夫の局部を切断して殺害しようとした疑いを受ける50代の女性が、昨年8月2日、拘束前被疑者審問(令状実質審査)が開かれた仁川(インチョン)地裁に入る様子。[聯合ニュース]
検察は17日、仁川地裁刑事13部〔金起豊(キム・ギプン)部長判事〕の審理で開かれた結審公判で、殺人未遂などの罪で拘束起訴された妻A被告(57)に対し、懲役15年を言い渡すよう裁判所に求めた。あわせて、保護観察5年と位置追跡用電子装置(電子足輪)10年の装着も求刑した。
検察は求刑理由として、「被告は夫に対し、刃物を約50回振り下ろし、局部を切断するなど、犯行態様は極めて残虐だ」としたうえで、「犯行後、現場を離れる際に車の鍵などを持ち去り、被害者に対する迅速な救護措置が行われない状況を招いた」と指摘した。
さらに、「被告は反省していると述べながらも、犯行は被害者の行動が原因だったという趣旨の供述をしている」とも述べた。
これに対し、A被告の弁護人は最終弁論で、「被告は殺人未遂の罪を除くその他の罪についてはすべて認め、深く反省している」とし、「殺意はなく、殺人の故意が認められない以上、殺人未遂の罪については無罪を言い渡してほしい」と主張した。
検察はまた、同じ罪で起訴されたA被告の娘婿B被告(39)に対して懲役7年と電子足輪10年の装着を、犯行に一部加担した娘C被告(36)に対しては罰金300万ウォン(約32万円)を、それぞれ求刑した。

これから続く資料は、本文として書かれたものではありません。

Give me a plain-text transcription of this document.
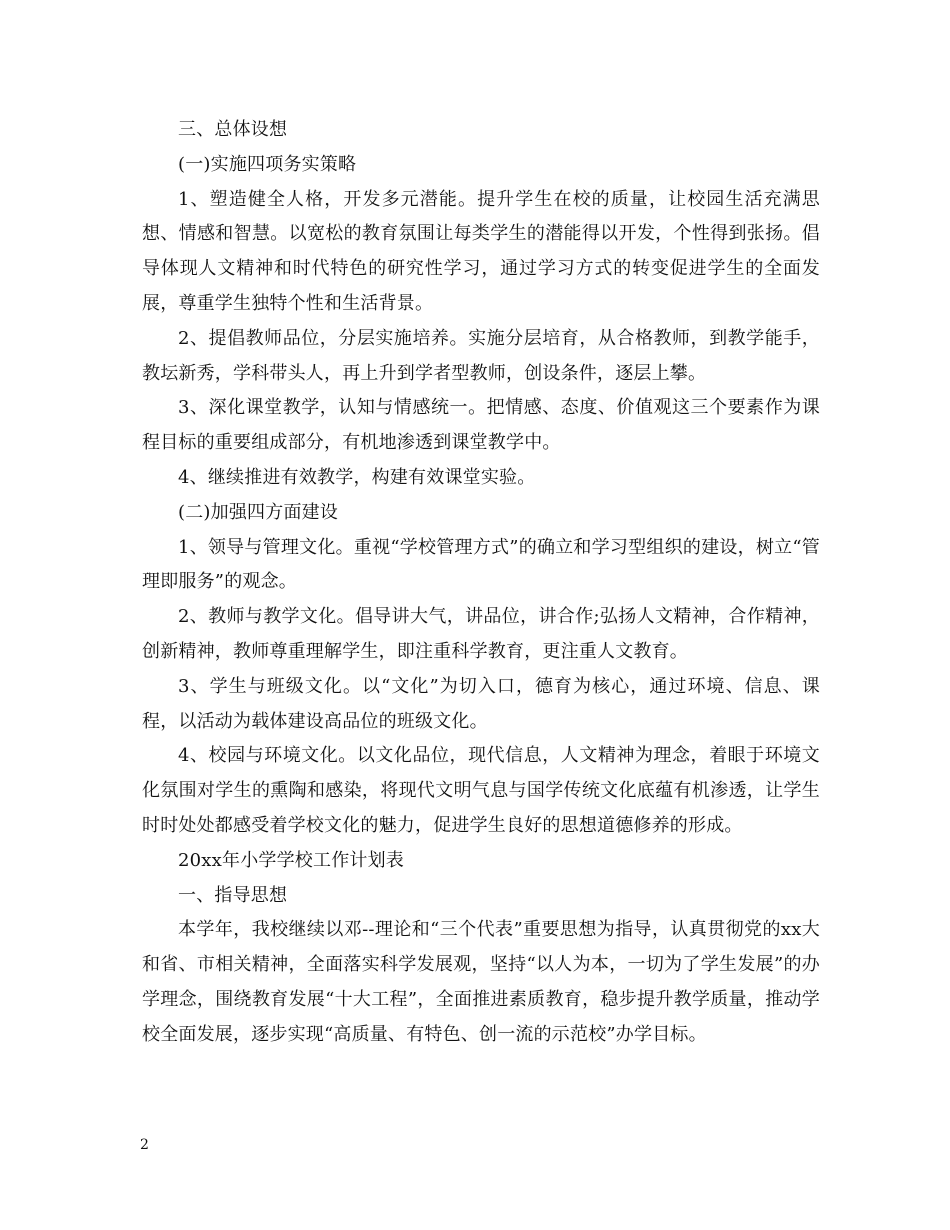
三、总体设想

(一)实施四项务实策略

1、塑造健全人格，开发多元潜能。提升学生在校的质量，让校园生活充满思想、情感和智慧。以宽松的教育氛围让每类学生的潜能得以开发，个性得到张扬。倡导体现人文精神和时代特色的研究性学习，通过学习方式的转变促进学生的全面发展，尊重学生独特个性和生活背景。

2、提倡教师品位，分层实施培养。实施分层培育，从合格教师，到教学能手，教坛新秀，学科带头人，再上升到学者型教师，创设条件，逐层上攀。

3、深化课堂教学，认知与情感统一。把情感、态度、价值观这三个要素作为课程目标的重要组成部分，有机地渗透到课堂教学中。

4、继续推进有效教学，构建有效课堂实验。

(二)加强四方面建设

1、领导与管理文化。重视“学校管理方式”的确立和学习型组织的建设，树立“管理即服务”的观念。

2、教师与教学文化。倡导讲大气，讲品位，讲合作;弘扬人文精神，合作精神，创新精神，教师尊重理解学生，即注重科学教育，更注重人文教育。

3、学生与班级文化。以“文化”为切入口，德育为核心，通过环境、信息、课程，以活动为载体建设高品位的班级文化。

4、校园与环境文化。以文化品位，现代信息，人文精神为理念，着眼于环境文化氛围对学生的熏陶和感染，将现代文明气息与国学传统文化底蕴有机渗透，让学生时时处处都感受着学校文化的魅力，促进学生良好的思想道德修养的形成。

20xx年小学学校工作计划表

一、指导思想

本学年，我校继续以邓--理论和“三个代表”重要思想为指导，认真贯彻党的xx大和省、市相关精神，全面落实科学发展观，坚持“以人为本，一切为了学生发展”的办学理念，围绕教育发展“十大工程”，全面推进素质教育，稳步提升教学质量，推动学校全面发展，逐步实现“高质量、有特色、创一流的示范校”办学目标。

2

A被告は昨年8月1日午前1時ごろ、仁川市江華郡のカフェで、刃物を使って夫Dさん(50代)の顔や腕などを数回刺し、局部を切断して殺害しようとしたとして起訴された。B被告は当時、Dさんをテープで縛るなどして犯行に加担した疑いが持たれている。Dさんの連れ子であるC被告は、探偵業者を通じて被害者の所在を追跡するなど、犯行に一部関与したとみられている。
Dさんは119救急隊によって病院に搬送され、手術を受けたが、命に別条はないという。
A被告は裁判の過程で、「夫の不倫が原因で犯行に及んだ」という趣旨の主張をしている。検察は、A被告が疑夫症(配偶者の不貞を疑う嫉妬妄想)の症状を示し、夫に過度に執着した末に犯行に至ったとみている。